Dear Mom and Dad,
As
usual, no one in the Civil Rights movement knows what will happen in
advance. You may have heard that
the Voter’s League rejected the 30 day moratorium on marches and demonstrations
suggested by the Governor.
Therefore we will probably march this afternoon without a permit,
probably cross the river to the court house and there may be mass arrests. I will march at the end as usual in my
white coat but I will not get arrested if I can help it. I’m more useful now out of jail.
Marching
is an amazing experience; one is reminded of the Roman prisoners being paraded
back in Rome. Shouts and curses by
the onlookers, there are confederate flags waving everywhere and gangs of teen
age boys walk along taunting us.
As a white and as an obviously medical personnel I am often singled out:
white trash, they jeer and their favorite epithet: Nigger Ben Casey!
Along
side of us and separating us from the white Bogalusa populace are long
lines of blue shirted state troopers carrying pistols, rifles, machine guns,
billy clubs. We are followed by a
bevy of police cars, some canine corps filled with barking German shepherds and
a school bus (to pick up the demonstrators and take them to jail) flying a
confederate flag. With all the
police we are presumably safe. So
far, only one shooting incident has occurred.
The
Medical Committee is housed with a Negro family- the Smiths. He works in the Crown-Zellerback
corporation, is a deacon and carries a gun wherever he goes. His wife is a deaconess.
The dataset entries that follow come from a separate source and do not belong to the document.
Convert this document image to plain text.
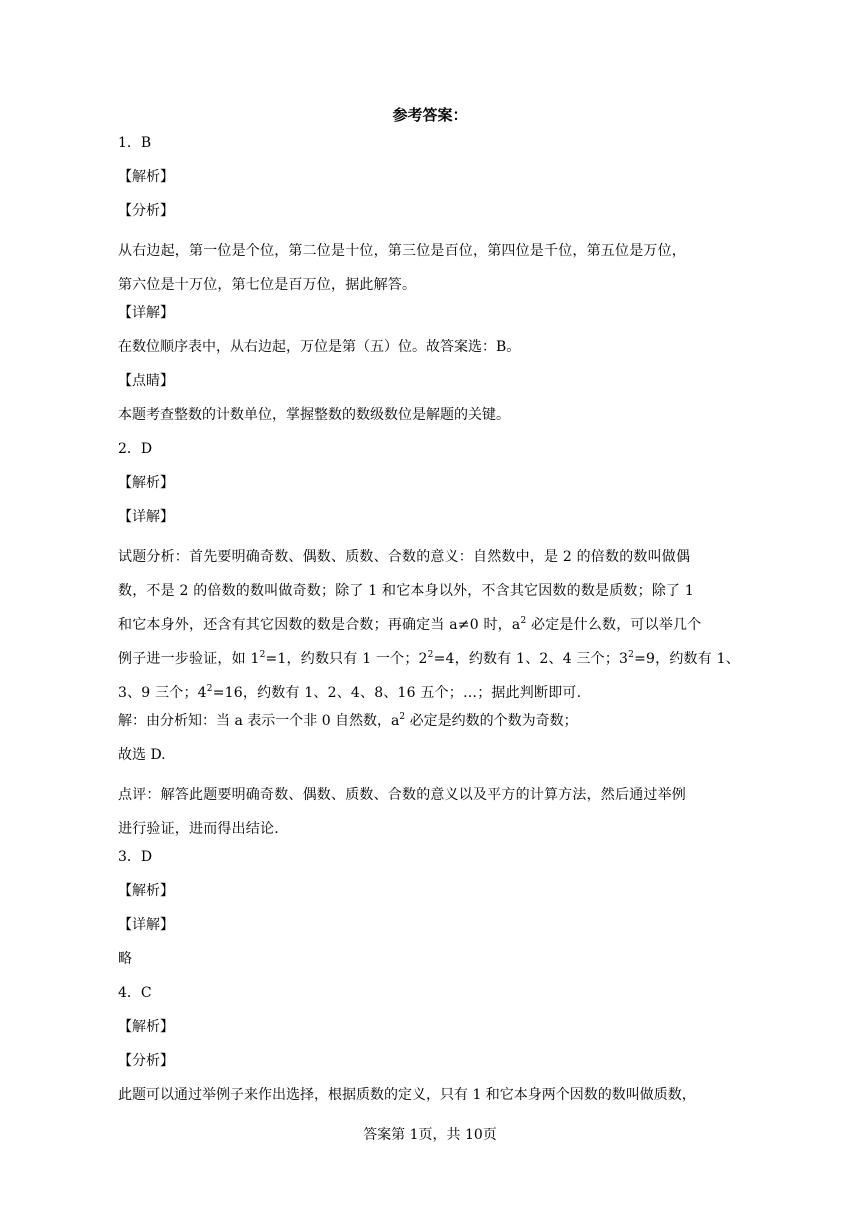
参考答案：
1．B
【解析】
【分析】
从右边起，第一位是个位，第二位是十位，第三位是百位，第四位是千位，第五位是万位，
第六位是十万位，第七位是百万位，据此解答。
【详解】
在数位顺序表中，从右边起，万位是第（五）位。故答案选：B。
【点睛】
本题考查整数的计数单位，掌握整数的数级数位是解题的关键。
2．D
【解析】
【详解】
试题分析：首先要明确奇数、偶数、质数、合数的意义：自然数中，是 2 的倍数的数叫做偶
数，不是 2 的倍数的数叫做奇数；除了 1 和它本身以外，不含其它因数的数是质数；除了 1
和它本身外，还含有其它因数的数是合数；再确定当 a≠0 时，$a^2$ 必定是什么数，可以举几个
例子进一步验证，如 $1^2=1$，约数只有 1 一个；$2^2=4$，约数有 1、2、4 三个；$3^2=9$，约数有 1、
3、9 三个；$4^2=16$，约数有 1、2、4、8、16 五个；…；据此判断即可.
解：由分析知：当 a 表示一个非 0 自然数，$a^2$ 必定是约数的个数为奇数；
故选 D.
点评：解答此题要明确奇数、偶数、质数、合数的意义以及平方的计算方法，然后通过举例
进行验证，进而得出结论.
3．D
【解析】
【详解】
略
4．C
【解析】
【分析】
此题可以通过举例子来作出选择，根据质数的定义，只有 1 和它本身两个因数的数叫做质数，
答案第 1页，共 10页
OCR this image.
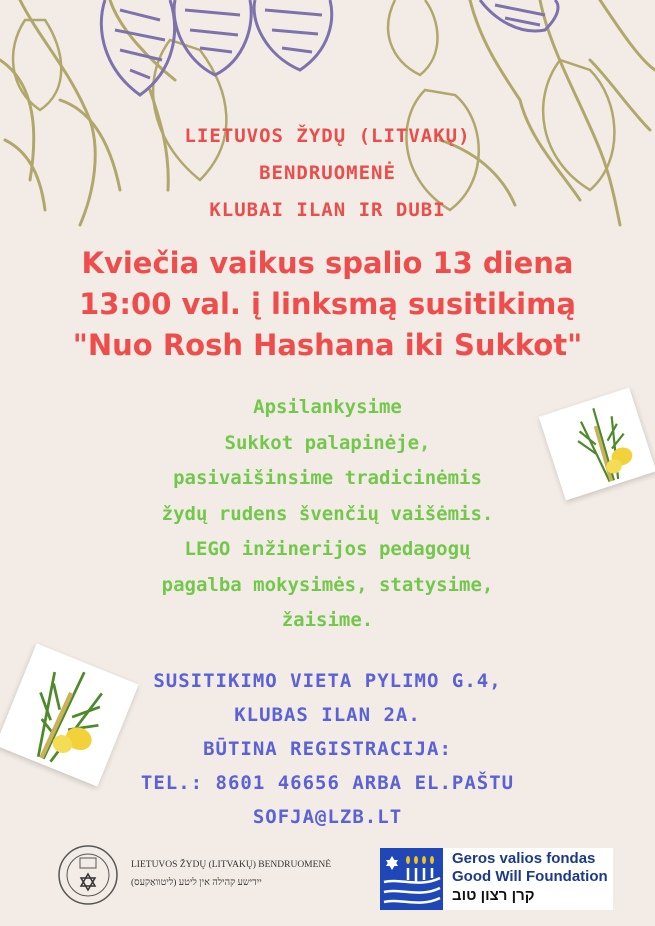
LIETUVOS ŽYDŲ (LITVAKŲ)
BENDRUOMENĖ
KLUBAI ILAN IR DUBI
Kviečia vaikus spalio 13 diena
13:00 val. į linksmą susitikimą
"Nuo Rosh Hashana iki Sukkot"
Apsilankysime
Sukkot palapinėje,
pasivaišinsime tradicinėmis
žydų rudens švenčių vaišėmis.
LEGO inžinerijos pedagogų
pagalba mokysimės, statysime,
žaisime.
SUSITIKIMO VIETA PYLIMO G.4,
KLUBAS ILAN 2A.
BŪTINA REGISTRACIJA:
TEL.: 8601 46656 ARBA EL.PAŠTU
SOFJA@LZB.LT
LIETUVOS ŽYDŲ (LITVAKŲ) BENDRUOMENĖ
ייִדישע קהילה אין ליטע (ליטוואַקעס)
Geros valios fondas
Good Will Foundation
קרן רצון טוב
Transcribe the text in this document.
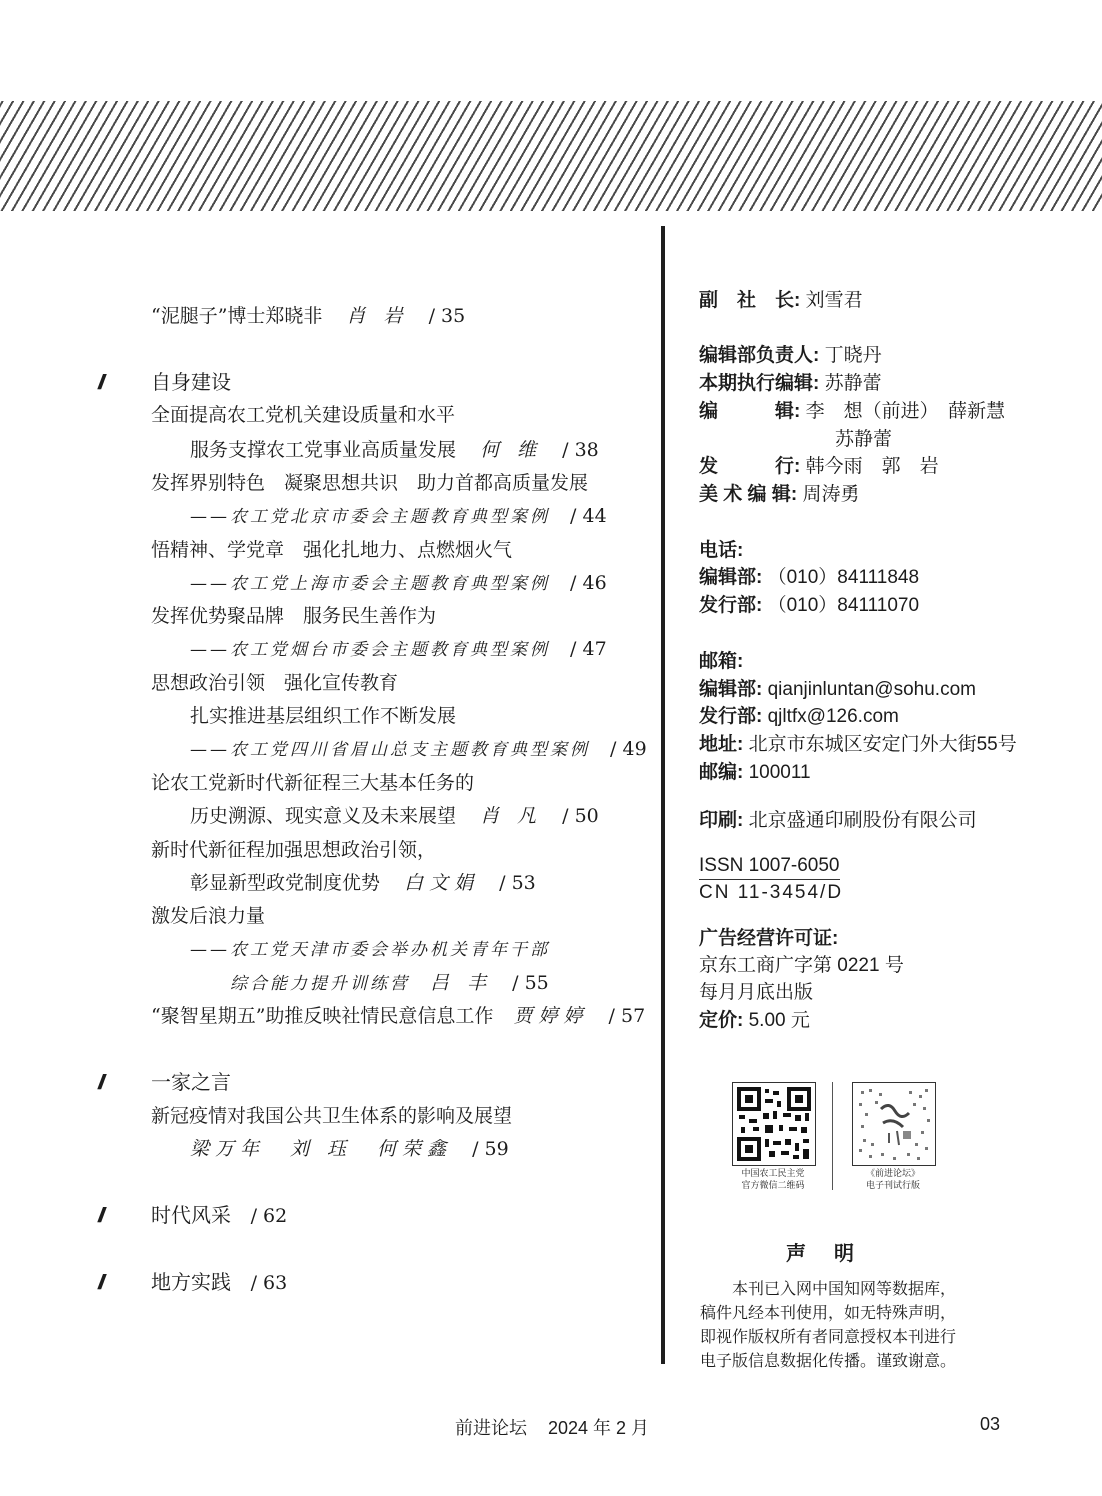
“泥腿子”博士郑晓非 肖 岩 / 35
// 自身建设
全面提高农工党机关建设质量和水平
服务支撑农工党事业高质量发展 何 维 / 38
发挥界别特色　凝聚思想共识　助力首都高质量发展
——农工党北京市委会主题教育典型案例 / 44
悟精神、学党章　强化扎地力、点燃烟火气
——农工党上海市委会主题教育典型案例 / 46
发挥优势聚品牌　服务民生善作为
——农工党烟台市委会主题教育典型案例 / 47
思想政治引领　强化宣传教育
扎实推进基层组织工作不断发展
——农工党四川省眉山总支主题教育典型案例 / 49
论农工党新时代新征程三大基本任务的
历史溯源、现实意义及未来展望 肖 凡 / 50
新时代新征程加强思想政治引领，
彰显新型政党制度优势 白文娟 / 53
激发后浪力量
——农工党天津市委会举办机关青年干部
综合能力提升训练营 吕 丰 / 55
“聚智星期五”助推反映社情民意信息工作 贾婷婷 / 57
// 一家之言
新冠疫情对我国公共卫生体系的影响及展望
梁万年　刘 珏　何荣鑫 / 59
// 时代风采 / 62
// 地方实践 / 63
副　社　长: 刘雪君
编辑部负责人: 丁晓丹
本期执行编辑: 苏静蕾
编　　　辑: 李　想（前进）　薛新慧
苏静蕾
发　　　行: 韩今雨　郭　岩
美 术 编 辑: 周涛勇
电话:
编辑部: （010）84111848
发行部: （010）84111070
邮箱:
编辑部: qianjinluntan@sohu.com
发行部: qjltfx@126.com
地址: 北京市东城区安定门外大街55号
邮编: 100011
印刷: 北京盛通印刷股份有限公司
ISSN 1007-6050
CN 11-3454/D
广告经营许可证:
京东工商广字第 0221 号
每月月底出版
定价: 5.00 元
中国农工民主党
官方微信二维码
《前进论坛》
电子刊试行版
声明
本刊已入网中国知网等数据库，稿件凡经本刊使用，如无特殊声明，即视作版权所有者同意授权本刊进行电子版信息数据化传播。谨致谢意。
前进论坛 2024 年 2 月	03
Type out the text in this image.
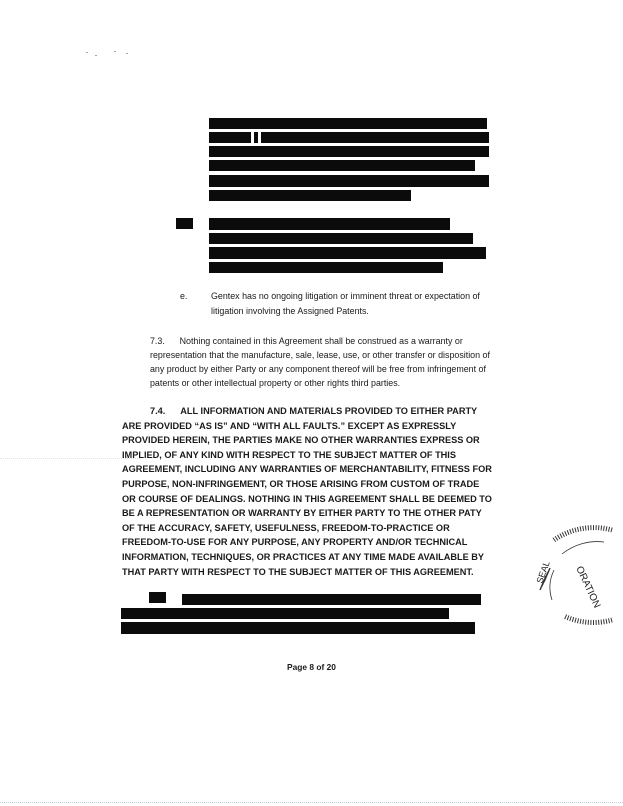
e.	Gentex has no ongoing litigation or imminent threat or expectation of litigation involving the Assigned Patents.

7.3.      Nothing contained in this Agreement shall be construed as a warranty or representation that the manufacture, sale, lease, use, or other transfer or disposition of any product by either Party or any component thereof will be free from infringement of patents or other intellectual property or other rights third parties.

7.4.      ALL INFORMATION AND MATERIALS PROVIDED TO EITHER PARTY ARE PROVIDED “AS IS” AND “WITH ALL FAULTS.” EXCEPT AS EXPRESSLY PROVIDED HEREIN, THE PARTIES MAKE NO OTHER WARRANTIES EXPRESS OR IMPLIED, OF ANY KIND WITH RESPECT TO THE SUBJECT MATTER OF THIS AGREEMENT, INCLUDING ANY WARRANTIES OF MERCHANTABILITY, FITNESS FOR PURPOSE, NON-INFRINGEMENT, OR THOSE ARISING FROM CUSTOM OF TRADE OR COURSE OF DEALINGS. NOTHING IN THIS AGREEMENT SHALL BE DEEMED TO BE A REPRESENTATION OR WARRANTY BY EITHER PARTY TO THE OTHER PATY OF THE ACCURACY, SAFETY, USEFULNESS, FREEDOM-TO-PRACTICE OR FREEDOM-TO-USE FOR ANY PURPOSE, ANY PROPERTY AND/OR TECHNICAL INFORMATION, TECHNIQUES, OR PRACTICES AT ANY TIME MADE AVAILABLE BY THAT PARTY WITH RESPECT TO THE SUBJECT MATTER OF THIS AGREEMENT.	ORATION
SEAL
Page 8 of 20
When the Klan rides at night, all
lights go out in the Negro community and men and women sit up on their rocking
chairs talking and cradling their shot guns.
The
spirit here in Bogalusa among the Negros is very high. Mass meetings are well attended. Last night I heard Lomax speak: poetry,
as well as a gift of $15,000 for the Bogalusa Voter’s league.
It
seems like a very long time that I have been down here in the South! I suppose this is partly because each
moment is made important by the fact that one cannot take anything for granted. At night we are not supposed to drive
except with an armed armed deacon.
Like the front lines of a war, there are things we can do, things we
cannot. We do not know what to
expect. Therefore the present
becomes of much greater import.
Dad—I
am looking forward to your description of your trip, especially when you were
in Hungary. Mother, you should be
leaving soon and therefore Bon Voyage.
Don’t worry—things are fine.
I’m looking forward to my trip to Iceland.